Breast cancer is the most common cancer in women both in developed and undeveloped countries. It's estimated that over 508,000 women globally died from the disease in 2011, according to the World Health Organization.

The research team examined the surrounding tissue of canine mammary tumors using molecular biology and immunohistological methods. The tissue was from an archive at the Institute of Veterinary Pathology in Berlin.

"With the permission of our patient's owners, we conduct pathological tests to better understand diseases," Alexandra Malbon, one of the researchers and animal pathologist at the university, said in a statement. "In the process, we archive samples of various organs and tissues, as these samples can be of great value to answer future research questions."

The team was able to prove that some cells surrounding the tumors behave the same way as the corresponding cells in humans.
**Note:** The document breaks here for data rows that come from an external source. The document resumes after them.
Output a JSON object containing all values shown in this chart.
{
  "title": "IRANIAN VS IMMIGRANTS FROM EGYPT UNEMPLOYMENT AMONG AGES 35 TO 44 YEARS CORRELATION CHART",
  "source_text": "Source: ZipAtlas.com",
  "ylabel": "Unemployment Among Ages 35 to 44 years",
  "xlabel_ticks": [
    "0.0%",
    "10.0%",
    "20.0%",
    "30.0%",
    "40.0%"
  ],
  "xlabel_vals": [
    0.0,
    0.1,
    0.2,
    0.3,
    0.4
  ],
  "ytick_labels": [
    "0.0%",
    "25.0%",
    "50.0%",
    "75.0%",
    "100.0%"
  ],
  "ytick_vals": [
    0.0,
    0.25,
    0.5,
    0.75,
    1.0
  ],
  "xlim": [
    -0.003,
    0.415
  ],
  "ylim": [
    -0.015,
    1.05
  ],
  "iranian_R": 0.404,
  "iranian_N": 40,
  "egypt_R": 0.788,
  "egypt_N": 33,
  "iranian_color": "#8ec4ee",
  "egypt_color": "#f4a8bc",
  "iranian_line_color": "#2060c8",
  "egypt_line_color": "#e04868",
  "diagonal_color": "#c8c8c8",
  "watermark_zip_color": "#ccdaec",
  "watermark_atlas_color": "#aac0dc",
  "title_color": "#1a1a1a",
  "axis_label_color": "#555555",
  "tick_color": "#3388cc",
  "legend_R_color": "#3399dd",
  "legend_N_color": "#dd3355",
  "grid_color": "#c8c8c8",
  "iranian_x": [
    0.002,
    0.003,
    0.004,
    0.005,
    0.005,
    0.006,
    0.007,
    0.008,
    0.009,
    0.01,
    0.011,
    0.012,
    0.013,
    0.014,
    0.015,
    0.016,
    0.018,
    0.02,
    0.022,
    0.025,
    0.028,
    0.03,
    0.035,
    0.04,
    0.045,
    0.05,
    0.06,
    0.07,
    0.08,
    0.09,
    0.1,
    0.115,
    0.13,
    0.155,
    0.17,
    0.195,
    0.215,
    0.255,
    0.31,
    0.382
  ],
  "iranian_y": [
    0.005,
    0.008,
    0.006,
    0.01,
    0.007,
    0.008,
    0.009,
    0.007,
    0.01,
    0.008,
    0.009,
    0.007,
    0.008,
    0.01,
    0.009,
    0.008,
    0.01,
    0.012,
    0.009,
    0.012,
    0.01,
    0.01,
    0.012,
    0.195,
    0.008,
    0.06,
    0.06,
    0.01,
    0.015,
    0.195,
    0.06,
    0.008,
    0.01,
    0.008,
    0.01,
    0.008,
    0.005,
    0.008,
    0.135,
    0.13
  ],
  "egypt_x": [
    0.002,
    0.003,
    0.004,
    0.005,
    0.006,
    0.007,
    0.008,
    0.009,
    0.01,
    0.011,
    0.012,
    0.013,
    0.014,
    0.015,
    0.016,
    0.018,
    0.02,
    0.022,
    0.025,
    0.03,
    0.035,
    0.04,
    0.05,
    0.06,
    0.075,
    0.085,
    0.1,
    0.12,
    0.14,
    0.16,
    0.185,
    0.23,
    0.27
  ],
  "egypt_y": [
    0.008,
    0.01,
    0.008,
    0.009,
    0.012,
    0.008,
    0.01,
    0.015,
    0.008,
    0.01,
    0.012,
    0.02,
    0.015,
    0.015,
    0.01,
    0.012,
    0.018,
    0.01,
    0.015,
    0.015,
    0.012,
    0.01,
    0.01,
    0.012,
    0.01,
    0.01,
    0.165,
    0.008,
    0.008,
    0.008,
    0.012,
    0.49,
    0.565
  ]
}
In both cases, substances are produced in the healthy surrounding tissue that promote tumor growth.

They concluded that canine tumor tissue is much more suitable for human breast cancer research than tissue from rats or cells cultivated in the lab. It was also noted that they don't view the dogs as test subjects, but rather patients themselves.

"They can help us to better understand breast carcinoma in both dogs and humans and fight it more effectively," said Dr. Enni Markkanen, corresponding researcher and junior group leader at the Institute of Veterinary Pharmacology and Toxicology.